MİT yasasında da AKP aynı taktiği uyguladı: Önce bazı maddelerine itiraz edilmemesi mümkün olmayan maksimalist bir yasa teklifi getiriliyor. Ardından kamuoyundaki itirazlara ve başta Cumhurbaşkanı olmak üzere farklı aktörlerin algısına bakılarak teklifte düzenlemeler yapılıyor ve muhtemelen hükümetin zaten istediği bir şekilde yasa Meclis’ten geçiriliyor. Alternatif yöntem Meclis’e tasarı sunmak ama o zaman yasanın ne zamanlamasını kontrol edebilirsiniz, ne de içeriğini. Ayrıca tartışmanın dallanıp budaklanması durumunda öneri kadük de olabilir. Oysa bu usulle yasa hem çabuk, hem istediğiniz gibi çıkıyor. Üstelik de geri adım atılması sayesinde belirli bir meşruiyet sağlanmış oluyor. Öte yandan şu soru da meşru: Eğer içinde olduğumuz kavga ortamı olmasaydı, AKP böyle bir yasa çıkarmaya kalkar mıydı? Muhtemelen bu sorunun cevabı ‘hayır’. Çünkü bizzat AKP kadroları şu anki halleriyle çıkmakta olan yasaları yeterince demokratik bulmazlar, bazı maddelerinin ise kabul edilemez olduğunu söylerlerdi.
O halde bu yasaları nasıl yorumlamak lazım? Eğer hükümet yandaşlığı veya karşıtlığına kategorik olarak mahkum olmuş değilsek, her şeyden önce internet, HSYK ve MİT düzenlemelerinin hem olumlu, hem de olumsuz yönlere sahip olduğunu teslim etmek durumundayız. Olumlu yönleri görmezden gelerek yapılan değerlendirmeler ne denli yanıltıcı ve ideolojik ise, tersi tutum da öyle… MİT yasasının da önerildiği biçimiyle olumsuz yönleri vardı. MİT’in tek bir hakim onayıyla dinleme yapabilmesi, kamu kuruluşları ve bankalardaki her türlü bilgi ve belgeye engelsiz ulaşabilmesi, sızmaların yayınlanmasına doğrudan hapis cezası getirilmesi gibi… Ancak olumsuzluk hanesine yazılması gereken bir husus daha var: MİT’in yetkileri iç güvenliğe de sirayet eden şekilde çok geniş tutulmuş ve üstelik denetimsiz bırakılmıştı. Bunun kötüye kullanılmaya açık, hatta kötüye kullanılmayı ‘davet’ eden bir zemin oluşturduğu rahatlıkla öne sürülebilir. Diğer taraftan bütün bu tabloyu ironik hale getiren de bir gerçek var: MİT zaten bu yetkileri kullanmaktaydı ama bu işi tamamen gizli kararnamelere dayanarak yapıyordu. Bu teklif ile kurumun şeffaf olması yönünde de bir adım atıldı…
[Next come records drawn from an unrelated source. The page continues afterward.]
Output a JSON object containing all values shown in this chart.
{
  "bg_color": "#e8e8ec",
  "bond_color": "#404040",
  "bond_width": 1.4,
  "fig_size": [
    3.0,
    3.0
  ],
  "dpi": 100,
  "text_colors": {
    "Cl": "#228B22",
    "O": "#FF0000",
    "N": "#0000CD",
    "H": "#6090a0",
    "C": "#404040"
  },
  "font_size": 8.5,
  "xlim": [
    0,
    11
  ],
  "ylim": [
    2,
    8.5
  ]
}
İyi de, asıl soruyu şimdi sormalıyız: Durup dururken hükümet MİT’in şeffaflaşmasını niye istesin? Zaten görevini gizli kararnamelerle yürüten, kimsenin ne yaptığını tam olarak bilmediği, yargıya hesap vermekten kaçınabilen bir kurumun şeffaflaştırılması hükümet açısından akıl kârı mı? Üstelik şeffaflaşma ile birlikte MİT’in yetkilerinin tartışmaya açılacağı ve bunların tepki çekeceği de belli. Diğer bir deyişle şeffaflaşma ile birlikte kaçınılmaz olarak MİT’in yetkilerinin daraltılacağını da kabul etmek durumundasınız. O zaman hükümet niye böyle bir adım attı?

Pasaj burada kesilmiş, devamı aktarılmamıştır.